Larson argues that some small, property-poor schools will benefit a lot more under the new plan than under the current system. The bill takes into account many of the complicated factors in the school funding process, including land wealth and mill levies in each district, as well as oil revenues that some districts have and others don't.

In a recent letter to the Herald, Larson addressed the arguments of critics of the bill, such as the 40 superintendents who wrote to the Herald themselves: "We must set aside special interests and the voices of the detractors and address the greater good."

But the 41 superintendents writing today in the Herald say the new plan does not hand out the new money fairly.

They say that 23 of the 40 districts that will receive an equity payment under SB 2200 do not even levy as many as 185 mills, so they will be given extra money they haven't felt it necessary to have before, the superintendents argue. If they needed more money, they would have asked for it locally, the superintendents said.

The Adams and Edmore school districts also would receive only a 2 percent funding increase under the plan, according to superintendent Keith Arneson. The Edmore district, which has an annual budget of $1.25 million, would get about $3,300 more from the state, he said.

"It isn't any different than what it has been for years," Arneson said. "Education has been under-funded since the '80s."

Arneson said the school districts have combined with neighboring districts in an effort to be proactive in increasing student numbers and the available tax base. Adams has 70 students in grades K-6 and Edmore has 80 students in grades 7-12.

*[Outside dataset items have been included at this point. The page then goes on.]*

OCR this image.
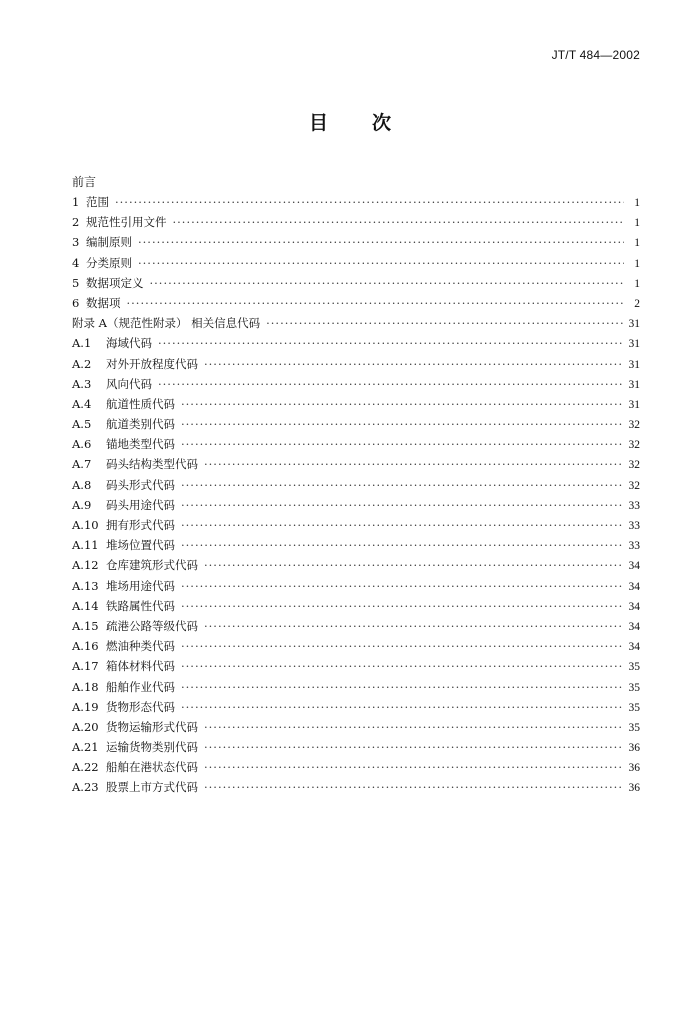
JT/T 484—2002
目 次
前言
1 范围 ·····	1
2 规范性引用文件 ·····	1
3 编制原则 ·····	1
4 分类原则 ·····	1
5 数据项定义 ·····	1
6 数据项 ·····	2
附录 A（规范性附录） 相关信息代码 ·····	31
A.1	海域代码 ·····	31
A.2	对外开放程度代码 ·····	31
A.3	风向代码 ·····	31
A.4	航道性质代码 ·····	31
A.5	航道类别代码 ·····	32
A.6	锚地类型代码 ·····	32
A.7	码头结构类型代码 ·····	32
A.8	码头形式代码 ·····	32
A.9	码头用途代码 ·····	33
A.10 拥有形式代码 ·····	33
A.11 堆场位置代码 ·····	33
A.12 仓库建筑形式代码 ·····	34
A.13 堆场用途代码 ·····	34
A.14 铁路属性代码 ·····	34
A.15 疏港公路等级代码 ·····	34
A.16 燃油种类代码 ·····	34
A.17 箱体材料代码 ·····	35
A.18 船舶作业代码 ·····	35
A.19 货物形态代码 ·····	35
A.20 货物运输形式代码 ·····	35
A.21 运输货物类别代码 ·····	36
A.22 船舶在港状态代码 ·····	36
A.23 股票上市方式代码 ·····	36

"We're property rich, but we're student poor," Arneson said. "There's a lot more to equity besides a dollar behind each student."


It takes the same amount of staff and dollars to teach 15 students per classroom as it does 25 students per classroom, the superintendents say.

Bautz said Bisbee-Egeland is looking to combine with the Cando School District, but funding still wouldn't be likely to increase under SB 2200.

Arneson and Bautz said it's hard to know exactly how to fix the problem.

According to the superintendents' letter, no one other than the Governor's Commission on Education is authorized to run projections and use state data, making it difficult to research and analyze other ideas.

"In a formula that claims ALL revenue is being considered," the superintendents write, "what about some districts who get monthly oil royalty checks, taxes from various factories and sporting venue complexes or a percentage from their sugar beet contracts?"